Ein Selbstmordattentäter hat bei einer Schulveranstaltung in der afghanischen Hauptstadt Kabul mindestens einen Menschen mit in den Tod gerissen und 20 weitere verletzt. Das französische Außenministerium meldete, bei der Attacke seien mehrere Menschen getötet worden. Einige der überwiegend afghanischen Verletzten schwebten zunächst in Lebensgefahr, wie der örtliche Polizeichef Abdul Rahman Rahimi sagte. Die Zahl der Opfer könne noch steigen.

Das afghanische Innenministerium teilte mit, bei einem Toten handele es sich um einen Deutschen. Polizeichef Rahimi bestätigte, dass ein deutscher Mann ums Leben gekommen sei.

Ein 15 oder 16 Jahre alter Jugendlicher habe sich in der Schulaula in die Luft gesprengt, sagte Polizeichef Rahimi. „Er hatte sich unter die Zuschauer einer Theateraufführung gemischt.“ Den Sprengstoff hatte er demnach in seiner Unterwäsche versteckt. In dem Gebäude befindet sich das französische Kulturzentrum, zum Zeitpunkt des Anschlags wurde dort ein Theaterstück mit dem Titel "Herzschlag und Stille nach der Explosion“ aufgeführt - es richtet sich gegen Selbstmordanschläge.

Die Schule gehört zu den angesehensten des Landes und befindet sich im Zentrum von Kabul, nicht weit von Präsidentenpalast und Außenministerium entfernt. Auf dem Areal befindet sich auch eine Istiklal-Oberschule, eine von Frankreich finanzierten Einrichtung, in der seit Jahrzehnten afghanische Kinder unterrichtet werden.

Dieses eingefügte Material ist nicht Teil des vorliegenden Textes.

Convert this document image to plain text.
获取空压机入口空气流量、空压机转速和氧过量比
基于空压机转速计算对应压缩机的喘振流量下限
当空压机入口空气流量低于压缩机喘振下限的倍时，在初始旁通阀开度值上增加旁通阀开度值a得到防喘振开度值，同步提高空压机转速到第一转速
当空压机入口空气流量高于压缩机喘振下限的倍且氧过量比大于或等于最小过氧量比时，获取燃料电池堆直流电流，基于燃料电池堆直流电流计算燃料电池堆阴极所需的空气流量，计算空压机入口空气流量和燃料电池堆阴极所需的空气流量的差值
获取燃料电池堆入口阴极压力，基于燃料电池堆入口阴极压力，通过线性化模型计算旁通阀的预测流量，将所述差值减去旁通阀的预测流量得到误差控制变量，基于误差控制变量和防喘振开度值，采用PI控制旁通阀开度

Frankreichs Staatspräsident François Hollande bezeichnete den Anschlag als abscheulich. Indem die Terroristen diesen Ort des Dialogs zur Zielscheibe nähmen, hätten sie Kultur und Kreativität im Visier, hieß es in einer Erklärung des Élysée-Palastes. Der französische Außenminister Laurent Fabius verurteilte den Terrorakt als „barbarische Tat“. In Kabul arbeite die französische Botschaft mit den Afghanen zusammen, um den Verletzten zu helfen. In Kabul und Paris seien zudem Krisenstäbe gebildet worden.

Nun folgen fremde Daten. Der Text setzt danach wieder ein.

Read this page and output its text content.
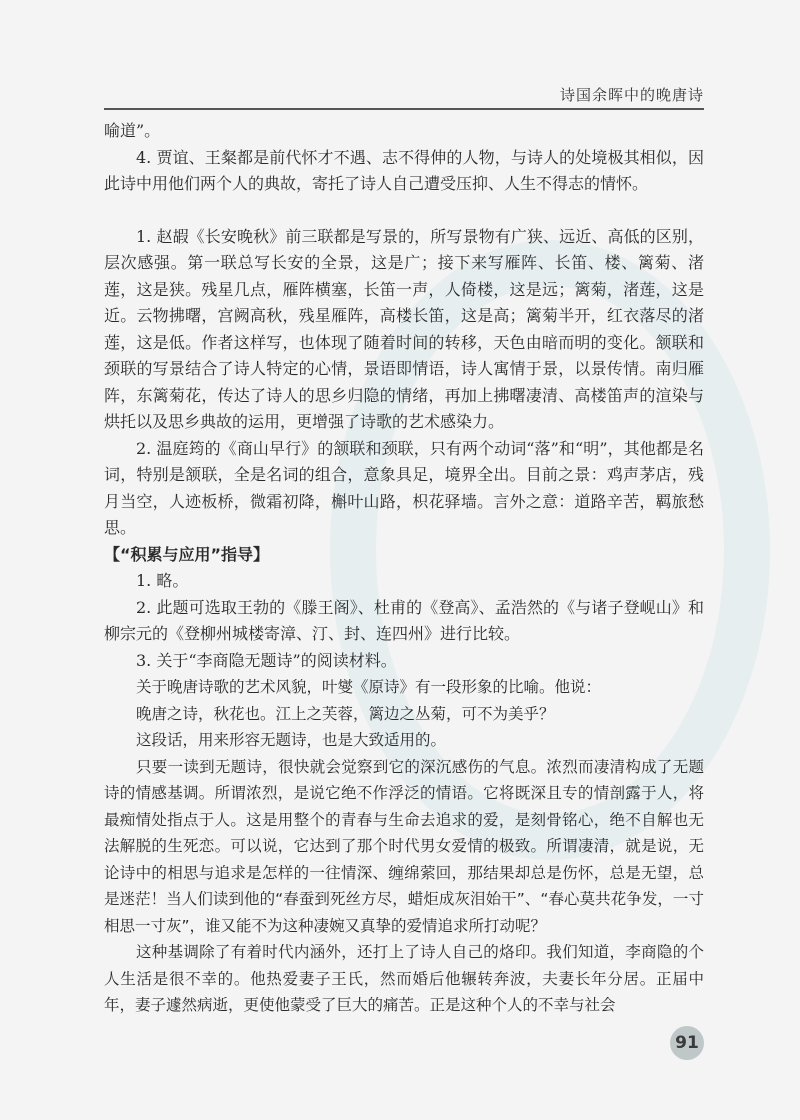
诗国余晖中的晚唐诗

喻道”。

4. 贾谊、王粲都是前代怀才不遇、志不得伸的人物，与诗人的处境极其相似，因此诗中用他们两个人的典故，寄托了诗人自己遭受压抑、人生不得志的情怀。

1. 赵嘏《长安晚秋》前三联都是写景的，所写景物有广狭、远近、高低的区别，层次感强。第一联总写长安的全景，这是广；接下来写雁阵、长笛、楼、篱菊、渚莲，这是狭。残星几点，雁阵横塞，长笛一声，人倚楼，这是远；篱菊，渚莲，这是近。云物拂曙，宫阙高秋，残星雁阵，高楼长笛，这是高；篱菊半开，红衣落尽的渚莲，这是低。作者这样写，也体现了随着时间的转移，天色由暗而明的变化。颔联和颈联的写景结合了诗人特定的心情，景语即情语，诗人寓情于景，以景传情。南归雁阵，东篱菊花，传达了诗人的思乡归隐的情绪，再加上拂曙凄清、高楼笛声的渲染与烘托以及思乡典故的运用，更增强了诗歌的艺术感染力。

2. 温庭筠的《商山早行》的颔联和颈联，只有两个动词“落”和“明”，其他都是名词，特别是颔联，全是名词的组合，意象具足，境界全出。目前之景：鸡声茅店，残月当空，人迹板桥，微霜初降，槲叶山路，枳花驿墙。言外之意：道路辛苦，羁旅愁思。

【“积累与应用”指导】

1. 略。

2. 此题可选取王勃的《滕王阁》、杜甫的《登高》、孟浩然的《与诸子登岘山》和柳宗元的《登柳州城楼寄漳、汀、封、连四州》进行比较。

3. 关于“李商隐无题诗”的阅读材料。

关于晚唐诗歌的艺术风貌，叶燮《原诗》有一段形象的比喻。他说：

晚唐之诗，秋花也。江上之芙蓉，篱边之丛菊，可不为美乎？

这段话，用来形容无题诗，也是大致适用的。

只要一读到无题诗，很快就会觉察到它的深沉感伤的气息。浓烈而凄清构成了无题诗的情感基调。所谓浓烈，是说它绝不作浮泛的情语。它将既深且专的情剖露于人，将最痴情处指点于人。这是用整个的青春与生命去追求的爱，是刻骨铭心，绝不自解也无法解脱的生死恋。可以说，它达到了那个时代男女爱情的极致。所谓凄清，就是说，无论诗中的相思与追求是怎样的一往情深、缠绵萦回，那结果却总是伤怀，总是无望，总是迷茫！当人们读到他的“春蚕到死丝方尽，蜡炬成灰泪始干”、“春心莫共花争发，一寸相思一寸灰”，谁又能不为这种凄婉又真挚的爱情追求所打动呢？

这种基调除了有着时代内涵外，还打上了诗人自己的烙印。我们知道，李商隐的个人生活是很不幸的。他热爱妻子王氏，然而婚后他辗转奔波，夫妻长年分居。正届中年，妻子遽然病逝，更使他蒙受了巨大的痛苦。正是这种个人的不幸与社会

91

Auch Außenminister Frank-Walter Steinmeier verurteilte die Attacke: „Der Anschlag ist besonders perfide, weil er in einem Kulturinstitut erfolgte, wo Afghanen und Helfer der internationalen Gemeinschaft zu freundschaftlichem Austausch zusammen kommen“, sagte er. Der Angriff richte sich gegen eben jene Menschen, „die das Land beim Aufbau einer besseren Zukunft unterstützen“.

In der afghanischen Hauptstadt kommt es immer wieder zu Terroranschlägen: Erst am Morgen hatte sich in der Nähe ein Selbstmordattentäter der islamistischen Taliban in die Luft gesprengt und mindestens sechs afghanische Soldaten getötet. Ein Sprecher der Taliban übernahm in einer Erklärung die Verantwortung für den Angriff.

Die Angriffe ereigneten sich rund zwei Wochen vor dem Ende des Nato-geführten Kampfeinsatzes in Afghanistan. Die Sicherheitslage in Afghanistan hatte sich zuletzt wieder verschlechtert, vor allem in der Hauptstadt Kabul. Zuletzt waren bei einer Attacke auf ein Fahrzeug der britischen Botschaft mindestens sechs Menschen getötet worden - darunter ein Brite.

Beobachter befürchten eine weitere Zunahme der Gewalt nach dem Abzug der letzten internationalen Kampftruppen zum Jahresende. Ab dem kommenden Jahr soll eine Nachfolgemission unter Führung der Natoeinheimische Sicherheitskräfte ausbilden und beim Kampf gegen die radikalislamischen Taliban weiter unterstützen.